LE PAROLE DI RETEGUI

TITOLARE ALL’EUROPEO? – “Lo voglio, ma mancano tanti mesi per giugno, ora devo pensare al Genoa perchè ci sono partite difficili, poi vediamo. Io lo sogno e cerco di fare bene con il Genoa per poi andare in nazionale. Lo voglio tanto”.

SULLE PAROLE DI SPALLETTI – “Sono grato delle parole di Spalletti, dopo l’infortunio è sempre difficile per la paura che il ginocchio mi ha fatto. Con tutto lo staff e il mister sto tornando ad essere di nuovo il giocatore che sono e ad esultare in campo. Sono contento del momento che stiamo vivendo. Su quello che ha detto il mister, non gioco alla play”.

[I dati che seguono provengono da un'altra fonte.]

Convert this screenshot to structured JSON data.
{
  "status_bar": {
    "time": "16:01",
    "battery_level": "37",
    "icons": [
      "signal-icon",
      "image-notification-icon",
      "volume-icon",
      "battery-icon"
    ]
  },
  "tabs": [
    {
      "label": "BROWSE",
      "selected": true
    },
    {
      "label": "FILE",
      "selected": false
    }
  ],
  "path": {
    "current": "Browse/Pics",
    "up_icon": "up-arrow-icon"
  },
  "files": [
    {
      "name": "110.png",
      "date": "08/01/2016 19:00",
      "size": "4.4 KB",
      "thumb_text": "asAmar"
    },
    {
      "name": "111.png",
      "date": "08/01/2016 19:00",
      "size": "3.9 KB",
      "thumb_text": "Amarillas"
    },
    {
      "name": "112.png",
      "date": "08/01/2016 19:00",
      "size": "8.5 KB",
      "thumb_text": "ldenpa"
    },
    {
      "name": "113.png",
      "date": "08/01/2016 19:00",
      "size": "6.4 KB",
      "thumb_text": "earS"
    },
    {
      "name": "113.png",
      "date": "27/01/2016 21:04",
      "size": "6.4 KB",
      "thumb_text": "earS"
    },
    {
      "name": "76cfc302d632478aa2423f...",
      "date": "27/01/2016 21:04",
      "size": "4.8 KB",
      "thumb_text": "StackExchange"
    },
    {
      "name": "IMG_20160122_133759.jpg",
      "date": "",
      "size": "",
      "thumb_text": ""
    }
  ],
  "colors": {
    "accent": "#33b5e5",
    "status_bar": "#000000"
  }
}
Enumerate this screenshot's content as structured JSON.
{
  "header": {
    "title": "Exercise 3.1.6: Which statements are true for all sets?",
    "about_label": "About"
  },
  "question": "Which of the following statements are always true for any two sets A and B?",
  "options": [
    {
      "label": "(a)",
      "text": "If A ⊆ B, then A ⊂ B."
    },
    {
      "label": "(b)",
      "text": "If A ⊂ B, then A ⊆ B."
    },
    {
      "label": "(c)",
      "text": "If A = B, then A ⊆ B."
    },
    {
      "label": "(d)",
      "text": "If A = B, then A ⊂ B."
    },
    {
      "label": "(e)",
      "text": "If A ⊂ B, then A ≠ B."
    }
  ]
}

SULLA ROVESCIATA – “La rovesciata è nata quando ho visto la palla andare in alto e l’unico movimento per calciare era quello, mi è venuto d’istinto. Quella fatta dal mister era più bella, avrò tempo di guardarla”.

SULL’ALLENAMENTO – “Ci alleniamo in modo speciale per gli attaccanti, per me è molto importante perchè vivo di questo giorno dopo giorno con l’allenamento e tutti vogliamo migliorare, ci alleniamo per farlo e anche per diventare uomini”.